I am still doing shows all over the place. Florida. Vermont. Aruba. Atlanta. New Jersey. Philly. Wherever they send me, I go. When people think of me and when they say my name, a lot of times a lot of people just put me in certain categories. “Oh she’s a ballroom girl. Oh, she’s a pageant girl. Oh she’s an entertainer. When I’m more than just that. There are people that’s not in those aspects that know me for doing the advocacy work, my lobbying work, my tabling work, because there’s more to me than just pageants, ballrooms and shows. I am so rounded that I want people to see all of me and not just the glamorous part.

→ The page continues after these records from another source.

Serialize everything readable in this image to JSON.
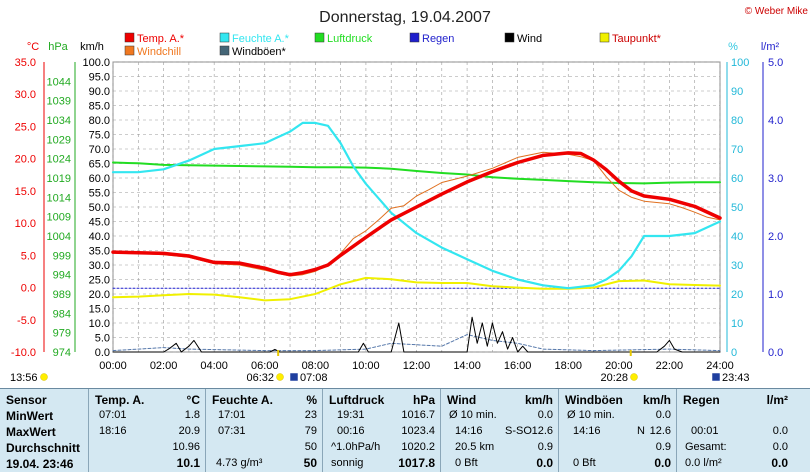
{
  "title": "Donnerstag, 19.04.2007",
  "copyright": "© Weber Mike",
  "legend": [
    {
      "label": "Temp. A.*",
      "color": "#ee0000"
    },
    {
      "label": "Feuchte A.*",
      "color": "#33e6f0"
    },
    {
      "label": "Luftdruck",
      "color": "#22dd22"
    },
    {
      "label": "Regen",
      "color": "#1f1fcc"
    },
    {
      "label": "Wind",
      "color": "#000000"
    },
    {
      "label": "Taupunkt*",
      "color": "#f0f000"
    },
    {
      "label": "Windchill",
      "color": "#f07820"
    },
    {
      "label": "Windböen*",
      "color": "#446677"
    }
  ],
  "axes": {
    "temp_unit": "°C",
    "hpa_unit": "hPa",
    "kmh_unit": "km/h",
    "pct_unit": "%",
    "rain_unit": "l/m²",
    "temp_ticks": [
      "35.0",
      "30.0",
      "25.0",
      "20.0",
      "15.0",
      "10.0",
      "5.0",
      "0.0",
      "-5.0",
      "-10.0"
    ],
    "hpa_ticks": [
      "1044",
      "1039",
      "1034",
      "1029",
      "1024",
      "1019",
      "1014",
      "1009",
      "1004",
      "999",
      "994",
      "989",
      "984",
      "979",
      "974"
    ],
    "kmh_ticks": [
      "100.0",
      "95.0",
      "90.0",
      "85.0",
      "80.0",
      "75.0",
      "70.0",
      "65.0",
      "60.0",
      "55.0",
      "50.0",
      "45.0",
      "40.0",
      "35.0",
      "30.0",
      "25.0",
      "20.0",
      "15.0",
      "10.0",
      "5.0",
      "0.0"
    ],
    "pct_ticks": [
      "100",
      "90",
      "80",
      "70",
      "60",
      "50",
      "40",
      "30",
      "20",
      "10",
      "0"
    ],
    "rain_ticks": [
      "5.0",
      "4.0",
      "3.0",
      "2.0",
      "1.0",
      "0.0"
    ],
    "x_ticks": [
      "00:00",
      "02:00",
      "04:00",
      "06:00",
      "08:00",
      "10:00",
      "12:00",
      "14:00",
      "16:00",
      "18:00",
      "20:00",
      "22:00",
      "24:00"
    ]
  },
  "sun": {
    "sunset_left": "13:56",
    "sunrise": "06:32",
    "moon_rise": "07:08",
    "sunset": "20:28",
    "moon_set": "23:43"
  },
  "chart_data": {
    "type": "line",
    "x_range": [
      0,
      24
    ],
    "ylim": {
      "kmh": [
        0,
        100
      ],
      "temp": [
        -10,
        35
      ],
      "hpa": [
        974,
        1049
      ],
      "pct": [
        0,
        100
      ],
      "rain": [
        0,
        5
      ]
    },
    "series": [
      {
        "name": "Temp. A.*",
        "axis": "temp",
        "x": [
          0,
          1,
          2,
          3,
          4,
          5,
          6,
          6.5,
          7,
          7.5,
          8,
          8.5,
          9,
          10,
          11,
          12,
          13,
          14,
          15,
          16,
          17,
          18,
          18.5,
          19,
          19.5,
          20,
          20.5,
          21,
          22,
          23,
          24
        ],
        "y": [
          5.5,
          5.4,
          5.3,
          4.9,
          3.9,
          3.8,
          3.0,
          2.4,
          2.0,
          2.3,
          2.8,
          3.5,
          5.0,
          7.8,
          10.5,
          12.5,
          14.5,
          16.4,
          18.0,
          19.4,
          20.5,
          20.9,
          20.8,
          19.8,
          18.3,
          16.5,
          15.0,
          14.2,
          13.7,
          12.6,
          10.8
        ]
      },
      {
        "name": "Windchill",
        "axis": "temp",
        "x": [
          0,
          1,
          2,
          3,
          4,
          5,
          6,
          6.5,
          7,
          7.5,
          8,
          8.5,
          9,
          9.5,
          10,
          10.5,
          11,
          11.5,
          12,
          12.5,
          13,
          14,
          15,
          16,
          17,
          18,
          18.5,
          19,
          19.5,
          20,
          20.5,
          21,
          22,
          22.5,
          23,
          23.5,
          24
        ],
        "y": [
          5.5,
          5.3,
          5.1,
          4.7,
          3.7,
          3.5,
          2.7,
          2.2,
          1.8,
          2.0,
          2.5,
          3.6,
          5.3,
          7.6,
          8.8,
          10.5,
          12.3,
          12.7,
          14.2,
          15.2,
          16.3,
          17.3,
          18.5,
          20.2,
          21.0,
          20.7,
          20.3,
          19.7,
          17.2,
          15.1,
          14.0,
          13.4,
          13.0,
          12.4,
          11.7,
          10.9,
          10.5
        ]
      },
      {
        "name": "Feuchte A.*",
        "axis": "pct",
        "x": [
          0,
          1,
          2,
          3,
          4,
          5,
          6,
          6.5,
          7,
          7.5,
          8,
          8.5,
          9,
          9.5,
          10,
          11,
          12,
          13,
          14,
          15,
          16,
          17,
          18,
          19,
          19.5,
          20,
          20.5,
          21,
          22,
          23,
          24
        ],
        "y": [
          62,
          62,
          63,
          66,
          70,
          71,
          72,
          74,
          76,
          79,
          79,
          78,
          72,
          64,
          58,
          48,
          41,
          36,
          32,
          28,
          25,
          23,
          22,
          23,
          25,
          28,
          33,
          40,
          40,
          41,
          45
        ]
      },
      {
        "name": "Luftdruck",
        "axis": "hpa",
        "x": [
          0,
          1,
          2,
          3,
          4,
          5,
          6,
          7,
          8,
          9,
          10,
          11,
          12,
          13,
          14,
          15,
          16,
          17,
          18,
          19,
          20,
          21,
          22,
          23,
          24
        ],
        "y": [
          1023.0,
          1022.8,
          1022.4,
          1022.3,
          1022.2,
          1022.1,
          1022.0,
          1021.9,
          1021.8,
          1021.8,
          1021.7,
          1021.4,
          1020.8,
          1020.3,
          1019.9,
          1019.2,
          1018.8,
          1018.5,
          1018.2,
          1017.9,
          1017.7,
          1017.6,
          1017.8,
          1017.9,
          1017.9
        ]
      },
      {
        "name": "Taupunkt*",
        "axis": "temp",
        "x": [
          0,
          1,
          2,
          3,
          4,
          5,
          6,
          7,
          8,
          9,
          10,
          11,
          12,
          13,
          14,
          15,
          16,
          17,
          18,
          19,
          20,
          21,
          22,
          23,
          24
        ],
        "y": [
          -1.5,
          -1.4,
          -1.2,
          -1.0,
          -1.1,
          -1.5,
          -2.0,
          -1.8,
          -1.0,
          0.5,
          1.5,
          1.3,
          0.8,
          0.7,
          0.7,
          0.2,
          0.0,
          -0.2,
          -0.2,
          0.0,
          1.0,
          1.1,
          0.5,
          0.4,
          0.3
        ]
      },
      {
        "name": "Regen",
        "axis": "rain",
        "x": [
          0,
          24
        ],
        "y": [
          1.1,
          1.1
        ]
      },
      {
        "name": "Wind",
        "axis": "kmh",
        "x": [
          0,
          2,
          2.2,
          2.5,
          2.7,
          3,
          3.2,
          3.5,
          6.2,
          6.4,
          6.6,
          8,
          9.7,
          9.9,
          10.1,
          11,
          11.3,
          11.5,
          12,
          14,
          14.2,
          14.4,
          14.6,
          14.8,
          15,
          15.2,
          15.4,
          15.6,
          15.8,
          16,
          16.2,
          16.4,
          19,
          21.5,
          21.8,
          22,
          22.2,
          22.5,
          24
        ],
        "y": [
          0,
          0,
          1,
          3,
          0,
          2,
          4,
          0,
          0,
          0.9,
          0,
          0,
          0,
          3,
          0,
          0,
          10,
          0,
          0,
          0,
          12,
          3,
          10,
          2,
          10,
          3,
          7,
          1,
          5,
          0,
          2,
          0,
          0,
          0,
          2,
          4,
          1,
          0,
          0
        ]
      },
      {
        "name": "Windböen*",
        "axis": "kmh",
        "x": [
          0,
          2,
          3,
          6,
          8,
          10,
          11,
          13,
          14,
          15,
          16,
          17,
          19,
          22,
          24
        ],
        "y": [
          0.5,
          1.5,
          1,
          0.5,
          0.5,
          1,
          3,
          2,
          6,
          4,
          3,
          1,
          0.5,
          1,
          0.5
        ]
      }
    ]
  },
  "stats": {
    "sensor": {
      "header": "Sensor",
      "rows": [
        "MinWert",
        "MaxWert",
        "Durchschnitt"
      ],
      "now": "19.04. 23:46"
    },
    "temp": {
      "header": "Temp. A.",
      "unit": "°C",
      "min_time": "07:01",
      "min": "1.8",
      "max_time": "18:16",
      "max": "20.9",
      "avg": "10.96",
      "now": "10.1"
    },
    "hum": {
      "header": "Feuchte A.",
      "unit": "%",
      "min_time": "17:01",
      "min": "23",
      "max_time": "07:31",
      "max": "79",
      "avg": "50",
      "abs": "4.73 g/m³",
      "now": "50"
    },
    "press": {
      "header": "Luftdruck",
      "unit": "hPa",
      "min_time": "19:31",
      "min": "1016.7",
      "max_time": "00:16",
      "max": "1023.4",
      "avg_label": "^1.0hPa/h",
      "avg": "1020.2",
      "trend": "sonnig",
      "now": "1017.8"
    },
    "wind": {
      "header": "Wind",
      "unit": "km/h",
      "row1_label": "Ø 10 min.",
      "row1": "0.0",
      "max_time": "14:16",
      "max_dir": "S-SO",
      "max": "12.6",
      "dist": "20.5 km",
      "avg": "0.9",
      "bft": "0 Bft",
      "now": "0.0"
    },
    "gust": {
      "header": "Windböen",
      "unit": "km/h",
      "row1_label": "Ø 10 min.",
      "row1": "0.0",
      "max_time": "14:16",
      "max_dir": "N",
      "max": "12.6",
      "avg": "0.9",
      "bft": "0 Bft",
      "now": "0.0"
    },
    "rain": {
      "header": "Regen",
      "unit": "l/m²",
      "row1_time": "00:01",
      "row1": "0.0",
      "total_label": "Gesamt:",
      "total": "0.0",
      "now_label": "0.0 l/m²",
      "now": "0.0"
    }
  }
}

I never forget where I come from and who I used to be. And growing up in this small town as a young child, as the image of a boy that I did not feel who I was, and the struggles that I had to go through to get to where I am today – I have to say that I am proud that I made the choices that I made and I wouldn’t change a thing. I wouldn’t change anything because if I could change something, I wouldn’t be who I am today.

When I leave this body, I want to leave behind a legacy that people are going to always remember, that she did this and she did that, she made a difference in this world. And that’s the legacy I want to leave behind.